Another factor that influences the tropical rain belt is ocean circulation. Ocean overturning circulation is a process that involves ocean circulation between the Antarctic and Arctic. Dargan Frierson explains that in this process the Northern Hemisphere receives more heat than the Southern Hemisphere because the overturning circulation brings more heat into the Northern Hemisphere as opposed to the Southern. He also states that as a result, the extra heat is transferred to the tropical regions in the Northern Hemisphere, causing warm ocean water to be situated in the northern tropics. This warm ocean water is what eventually generates rain and thunderstorms, and because there is more warm water in the northern tropics, it is apparent that the tropical rain belt is moving northward. Due to global climate change, the circulation of ocean currents and ocean temperatures might adjust in favor of pushing the belt further north into the region of oscillation.

However, there is also the possibility that climate change will slow down ocean currents and circulation, which can change the present-day dynamic and send the rain belt to the south. Therefore, ocean circulation, ocean temperature, and the temperature of Earth are all attributing to the movement of the tropical rain belt. It is evident that the trend is northward, and the belt is currently situated in the northern tropics, but the possibility of southward movement does exist.
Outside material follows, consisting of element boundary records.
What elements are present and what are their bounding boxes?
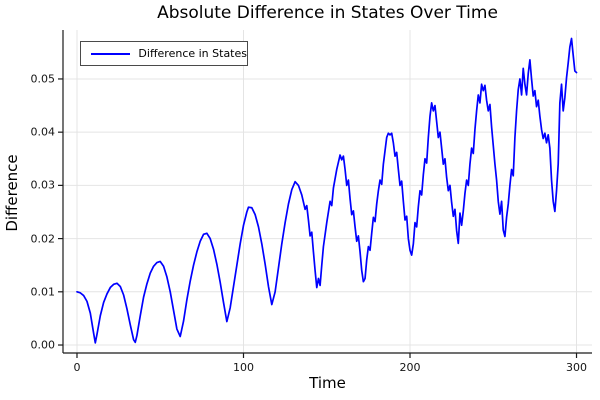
data-line — [76, 37, 578, 344]
axis-ticks — [58, 78, 578, 358]
chart-title: Absolute Difference in States Over Time — [157, 3, 498, 23]
x-axis-label: Time — [309, 374, 346, 392]
y-tick-label: 0.01 — [30, 285, 56, 299]
gridlines — [63, 30, 592, 353]
y-tick-label: 0.05 — [30, 72, 56, 86]
y-tick-label: 0.00 — [30, 338, 56, 352]
x-tick-label: 300 — [566, 361, 587, 374]
legend: Difference in States — [80, 41, 248, 66]
legend-line-sample-icon — [91, 52, 131, 55]
x-tick-label: 100 — [232, 361, 254, 374]
y-tick-label: 0.03 — [30, 178, 56, 192]
y-tick-label: 0.04 — [30, 125, 56, 139]
x-tick-label: 200 — [399, 361, 421, 374]
x-tick-label: 0 — [73, 361, 81, 374]
axis-spines — [62, 30, 592, 354]
y-axis-label: Difference — [3, 154, 21, 232]
y-tick-label: 0.02 — [30, 232, 56, 246]
legend-entry-label: Difference in States — [138, 47, 247, 60]
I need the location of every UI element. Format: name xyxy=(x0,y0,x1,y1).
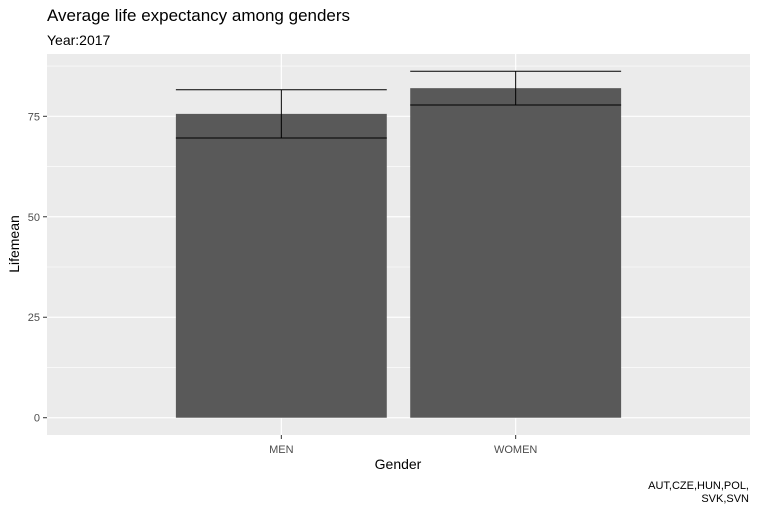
caption-line: SVK,SVN xyxy=(701,493,749,505)
plot-panel xyxy=(47,54,750,435)
error-bars xyxy=(175,70,622,139)
chart-title: Average life expectancy among genders xyxy=(47,6,351,25)
y-axis-ticks: 0 25 50 75 xyxy=(28,111,47,425)
bars xyxy=(175,88,622,418)
bar-men xyxy=(175,113,387,418)
y-tick-label: 0 xyxy=(34,413,40,425)
x-axis-ticks: MEN WOMEN xyxy=(269,435,537,456)
x-tick-label: MEN xyxy=(269,444,294,456)
x-axis-label: Gender xyxy=(375,456,422,472)
error-bar-men xyxy=(175,89,387,139)
bar-women xyxy=(410,88,622,418)
chart-caption: AUT,CZE,HUN,POL, SVK,SVN xyxy=(619,480,749,506)
y-tick-label: 50 xyxy=(28,212,40,224)
y-axis-label: Lifemean xyxy=(6,215,22,273)
y-tick-label: 75 xyxy=(28,111,40,123)
y-tick-label: 25 xyxy=(28,312,40,324)
caption-line: AUT,CZE,HUN,POL, xyxy=(648,480,749,492)
error-bar-women xyxy=(410,70,622,106)
x-tick-label: WOMEN xyxy=(494,444,537,456)
chart-subtitle: Year:2017 xyxy=(47,32,111,48)
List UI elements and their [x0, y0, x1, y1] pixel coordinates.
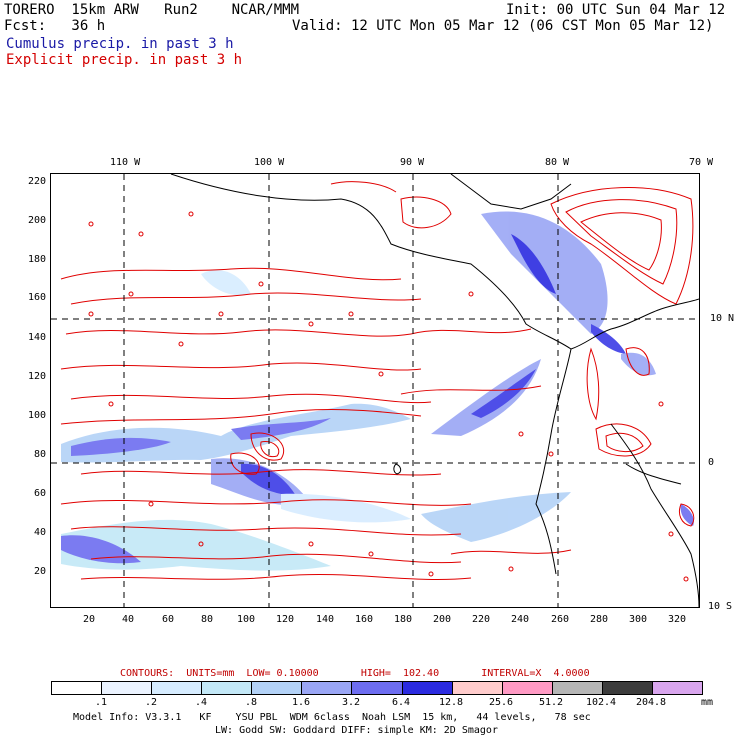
x-tick: 60 — [161, 614, 175, 625]
colorbar-swatch — [552, 682, 603, 694]
colorbar-swatch — [202, 682, 253, 694]
y-tick: 40 — [33, 527, 46, 538]
x-tick: 120 — [275, 614, 295, 625]
colorbar-label: 102.4 — [585, 697, 617, 708]
colorbar-label: 12.8 — [438, 697, 464, 708]
y-tick: 160 — [27, 292, 46, 303]
colorbar-swatch — [252, 682, 303, 694]
y-tick: 220 — [27, 176, 46, 187]
colorbar-unit: mm — [700, 697, 714, 708]
lat-label-10n: 10 N — [710, 313, 735, 324]
colorbar-label: 1.6 — [291, 697, 311, 708]
precip-map — [50, 173, 700, 608]
map-graphic — [51, 174, 699, 607]
colorbar-label: .1 — [94, 697, 108, 708]
colorbar-swatch — [302, 682, 353, 694]
cumulus-field-label: Cumulus precip. in past 3 h — [6, 36, 234, 52]
colorbar-label: .8 — [244, 697, 258, 708]
x-tick: 260 — [550, 614, 570, 625]
x-tick: 300 — [628, 614, 648, 625]
colorbar-swatch — [402, 682, 453, 694]
colorbar-label: .4 — [194, 697, 208, 708]
latlon-grid — [51, 174, 699, 607]
x-tick: 220 — [471, 614, 491, 625]
model-info-line2: LW: Godd SW: Goddard DIFF: simple KM: 2D… — [215, 725, 498, 736]
colorbar-label: 3.2 — [341, 697, 361, 708]
x-tick: 320 — [667, 614, 687, 625]
x-tick: 100 — [236, 614, 256, 625]
x-tick: 40 — [121, 614, 135, 625]
colorbar-swatch — [102, 682, 153, 694]
colorbar-label: 25.6 — [488, 697, 514, 708]
colorbar-label: 204.8 — [635, 697, 667, 708]
lon-label-70w: 70 W — [689, 157, 714, 168]
y-tick: 100 — [27, 410, 46, 421]
cumulus-precip-fill — [61, 211, 694, 571]
colorbar-swatch — [652, 682, 703, 694]
x-tick: 180 — [393, 614, 413, 625]
init-time: Init: 00 UTC Sun 04 Mar 12 — [506, 2, 726, 18]
lat-label-10s: 10 S — [708, 601, 733, 612]
y-tick: 20 — [33, 566, 46, 577]
y-tick: 180 — [27, 254, 46, 265]
model-info-line1: Model Info: V3.3.1 KF YSU PBL WDM 6class… — [73, 712, 591, 723]
lat-label-0: 0 — [708, 457, 715, 468]
x-tick: 160 — [354, 614, 374, 625]
y-tick: 140 — [27, 332, 46, 343]
colorbar-label: 51.2 — [538, 697, 564, 708]
colorbar-label: 6.4 — [391, 697, 411, 708]
colorbar-swatch — [52, 682, 103, 694]
lon-label-110w: 110 W — [110, 157, 141, 168]
y-tick: 60 — [33, 488, 46, 499]
x-tick: 140 — [315, 614, 335, 625]
contour-info: CONTOURS: UNITS=mm LOW= 0.10000 HIGH= 10… — [120, 668, 590, 679]
colorbar-swatch — [502, 682, 553, 694]
colorbar-swatch — [602, 682, 653, 694]
valid-time: Valid: 12 UTC Mon 05 Mar 12 (06 CST Mon … — [292, 18, 714, 34]
explicit-field-label: Explicit precip. in past 3 h — [6, 52, 243, 68]
x-tick: 20 — [82, 614, 96, 625]
y-tick: 200 — [27, 215, 46, 226]
colorbar — [51, 681, 703, 695]
forecast-hour: Fcst: 36 h — [4, 18, 106, 34]
y-tick: 120 — [27, 371, 46, 382]
colorbar-swatch — [352, 682, 403, 694]
lon-label-80w: 80 W — [545, 157, 570, 168]
colorbar-label: .2 — [144, 697, 158, 708]
lon-label-100w: 100 W — [254, 157, 285, 168]
y-tick: 80 — [33, 449, 46, 460]
x-tick: 200 — [432, 614, 452, 625]
x-tick: 240 — [510, 614, 530, 625]
x-tick: 80 — [200, 614, 214, 625]
lon-label-90w: 90 W — [400, 157, 425, 168]
model-title: TORERO 15km ARW Run2 NCAR/MMM — [4, 2, 300, 18]
colorbar-swatch — [152, 682, 203, 694]
contour-specks — [88, 211, 689, 582]
x-tick: 280 — [589, 614, 609, 625]
colorbar-swatch — [452, 682, 503, 694]
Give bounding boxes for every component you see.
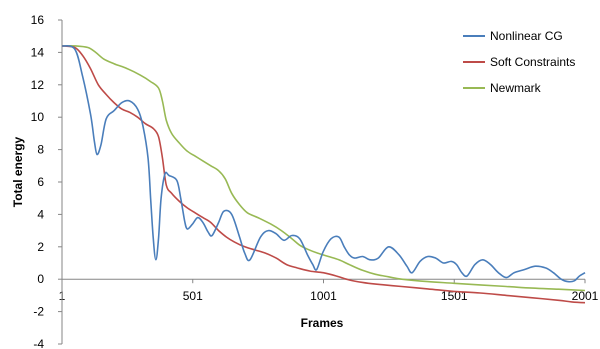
y-tick-label: 4	[37, 207, 44, 221]
x-axis-ticks: 1501100115012001	[59, 279, 599, 303]
y-tick-label: 2	[37, 240, 44, 254]
series-lines	[61, 45, 586, 304]
x-tick-label: 501	[183, 289, 203, 303]
legend: Nonlinear CG Soft Constraints Newmark	[463, 29, 575, 95]
series-line-0	[61, 45, 586, 283]
y-axis-ticks: -4 -2 0 2 4 6 8 10 12 14 16	[31, 13, 62, 349]
legend-label: Newmark	[490, 81, 542, 95]
y-tick-label: -2	[33, 305, 44, 319]
legend-label: Soft Constraints	[490, 55, 575, 69]
x-axis-title: Frames	[301, 316, 344, 330]
y-tick-label: -4	[33, 337, 44, 349]
series-line-2	[61, 45, 586, 292]
y-tick-label: 0	[37, 272, 44, 286]
x-tick-label: 1001	[310, 289, 337, 303]
legend-label: Nonlinear CG	[490, 29, 563, 43]
y-axis-title: Total energy	[11, 136, 25, 207]
y-tick-label: 8	[37, 143, 44, 157]
x-tick-label: 1501	[441, 289, 468, 303]
y-tick-label: 6	[37, 175, 44, 189]
series-line-1	[61, 45, 586, 304]
x-tick-label: 2001	[572, 289, 599, 303]
y-tick-label: 12	[31, 78, 45, 92]
y-tick-label: 14	[31, 45, 45, 59]
y-tick-label: 10	[31, 110, 45, 124]
y-tick-label: 16	[31, 13, 45, 27]
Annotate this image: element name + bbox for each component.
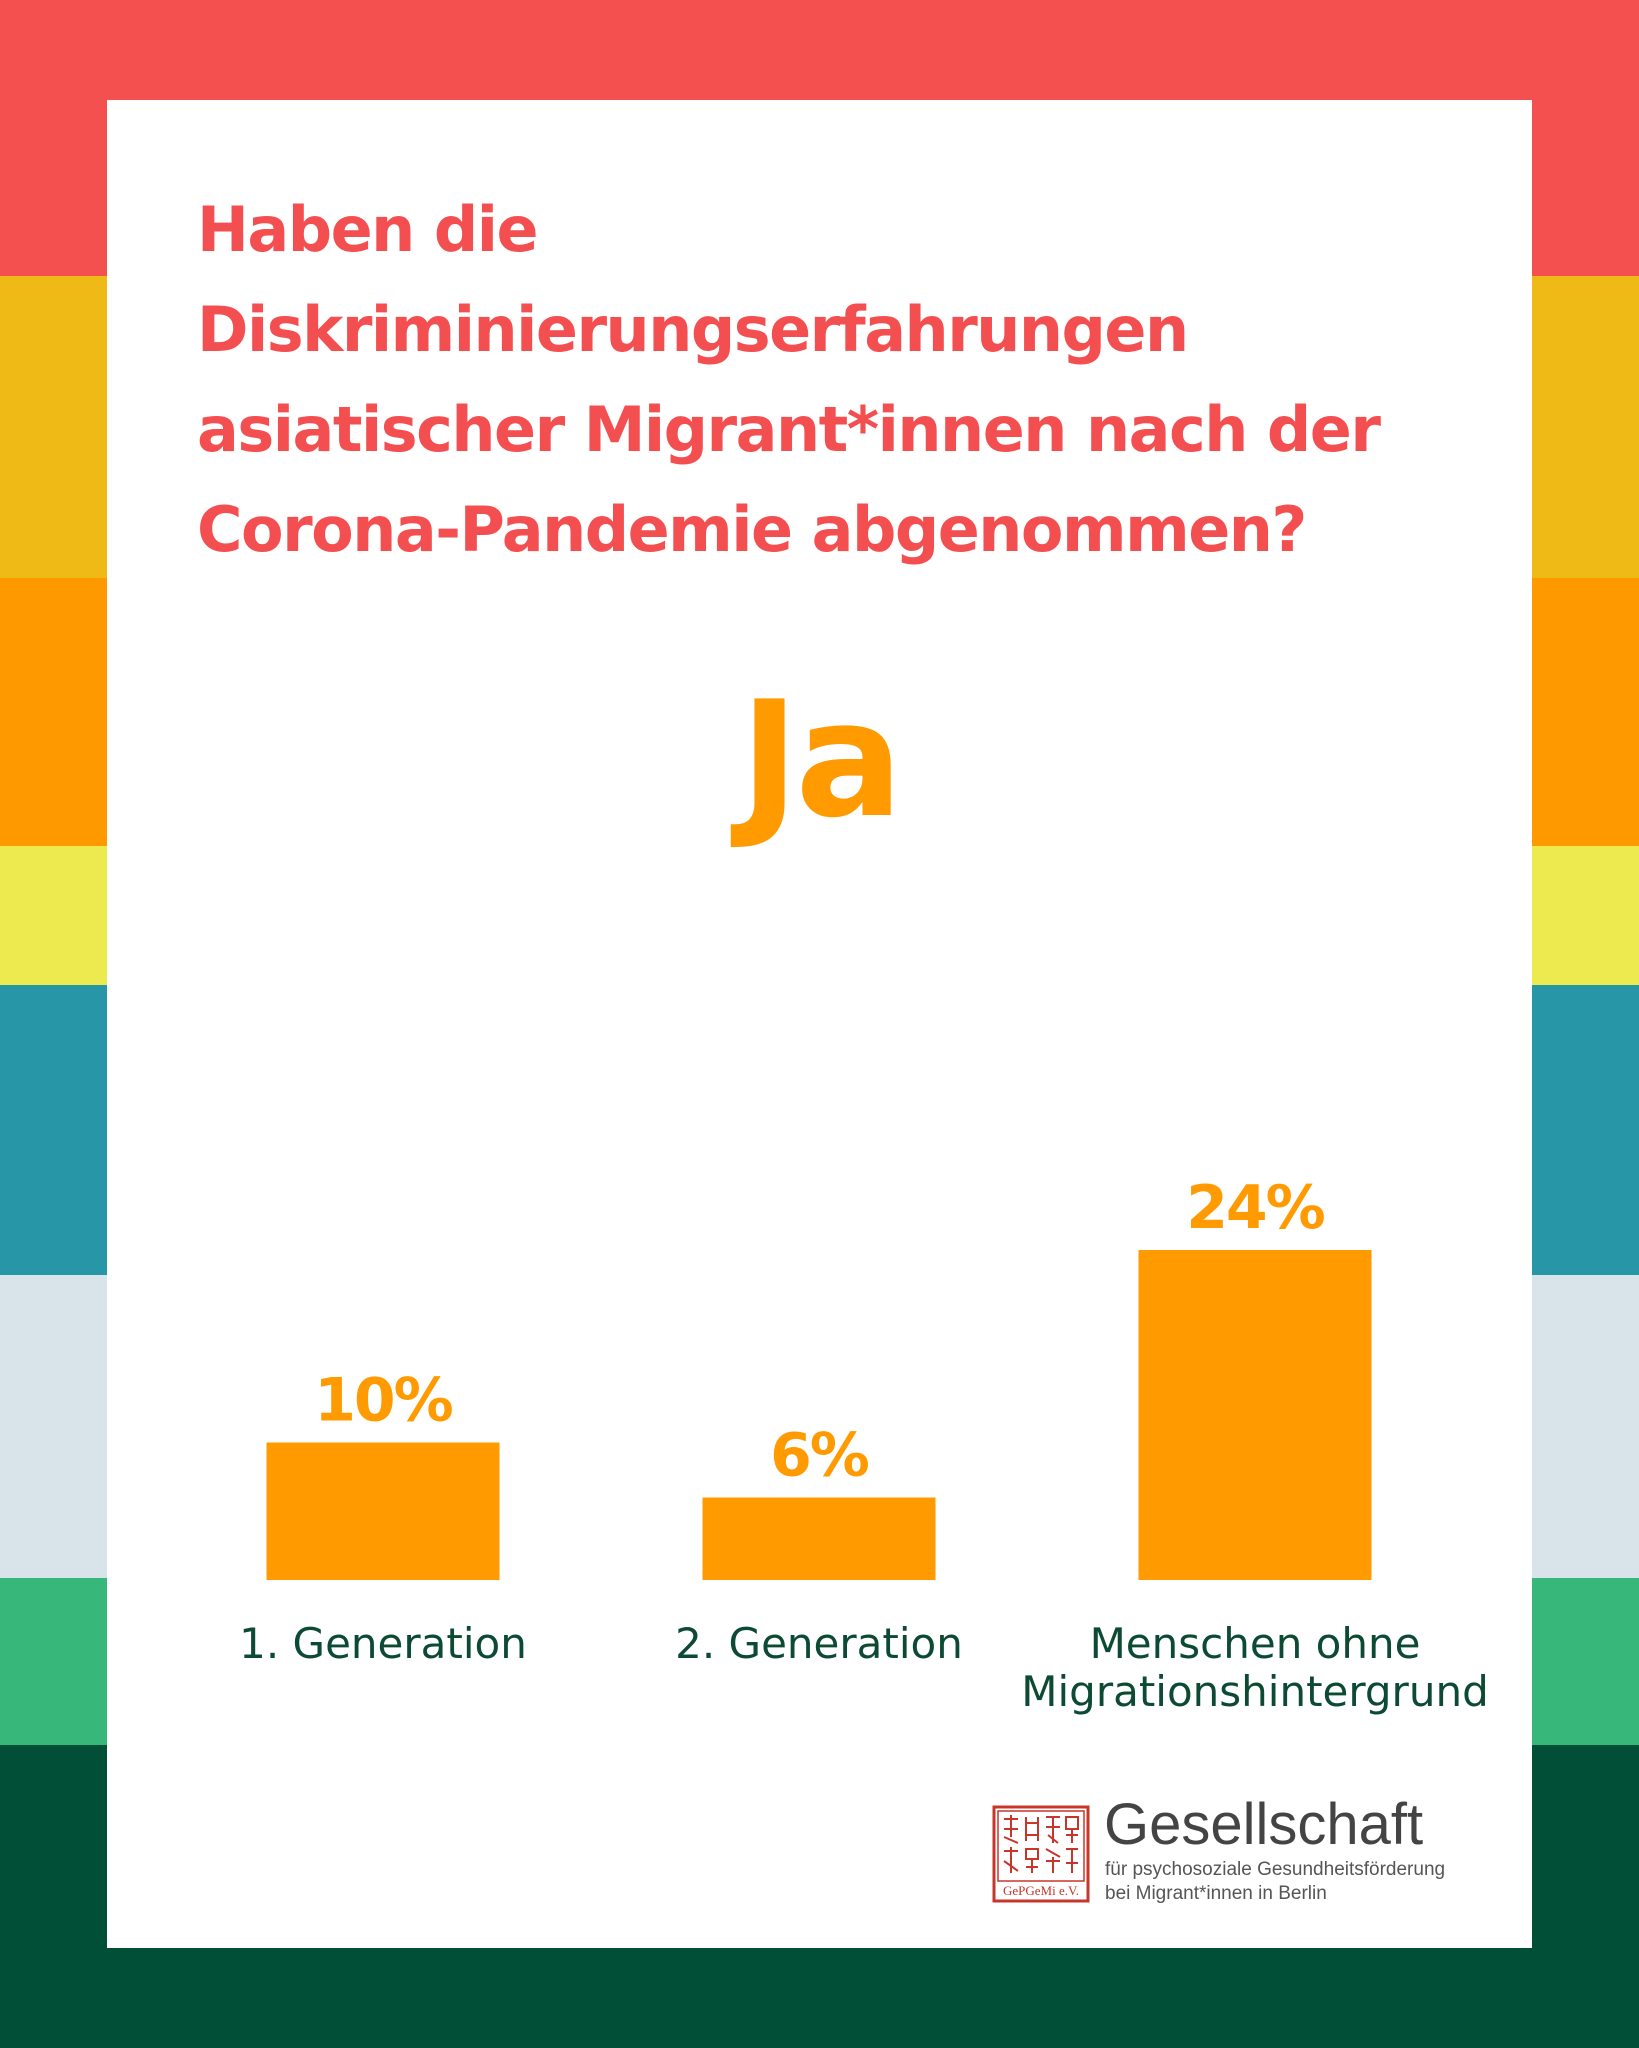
seal-stamp-icon: GePGeMi e.V. bbox=[992, 1805, 1090, 1903]
seal-text: GePGeMi e.V. bbox=[1003, 1883, 1079, 1898]
bar-3 bbox=[1138, 1250, 1372, 1580]
organization-tagline-2: bei Migrant*innen in Berlin bbox=[1105, 1883, 1327, 1904]
value-label-2: 6% bbox=[770, 1421, 869, 1491]
category-label-2: 2. Generation bbox=[675, 1619, 963, 1668]
content-card: Haben die Diskriminierungserfahrungen as… bbox=[107, 100, 1532, 1948]
chart-subtitle: Ja bbox=[739, 666, 904, 853]
chart-title: Haben die Diskriminierungserfahrungen as… bbox=[197, 193, 1381, 566]
organization-name: Gesellschaft bbox=[1104, 1792, 1424, 1857]
organization-logo: GePGeMi e.V. Gesellschaft für psychosozi… bbox=[992, 1792, 1492, 1910]
bar-2 bbox=[702, 1497, 936, 1580]
value-label-3: 24% bbox=[1186, 1173, 1324, 1243]
organization-tagline-1: für psychosoziale Gesundheitsförderung bbox=[1105, 1859, 1446, 1880]
bar-chart: 10% 1. Generation 6% 2. Generation 24% Mensch… bbox=[239, 1173, 1489, 1716]
value-label-1: 10% bbox=[314, 1366, 452, 1436]
bar-1 bbox=[266, 1442, 500, 1580]
category-label-1: 1. Generation bbox=[239, 1619, 527, 1668]
category-label-3: Menschen ohne Migrationshintergrund bbox=[1021, 1619, 1488, 1716]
The tropical regions will be affected most by the northward movement of the rain. The banana and coffee crops in Guatemala and Indonesia would be compromised by the loss of precipitation. In addition, the effects of a drier climate in Mexico could push the Mexican desert into southern portions of Texas, New Mexico and other areas in the southern U.S. Areas in the Middle East, Western America, and the Amazon rainforest risk the possibility of becoming drier and less humid. In contrast, the northward trend could bring more rain to areas in Asia already exposed to monsoons. An increase of moisture in monsoon prone areas could be catastrophic as massive floods could follow the large amounts of rain added to current monsoons.

Using geographical information, it is possible that the northward movement of the rain belt is already evident because of droughts in the western U.S., Syria and northern China. Although the possible adversarial effects of the movement can be devastating, the northward movement of the rain belt could bring an increase of rain to areas that have been decimated by droughts, which could prove to be very beneficial.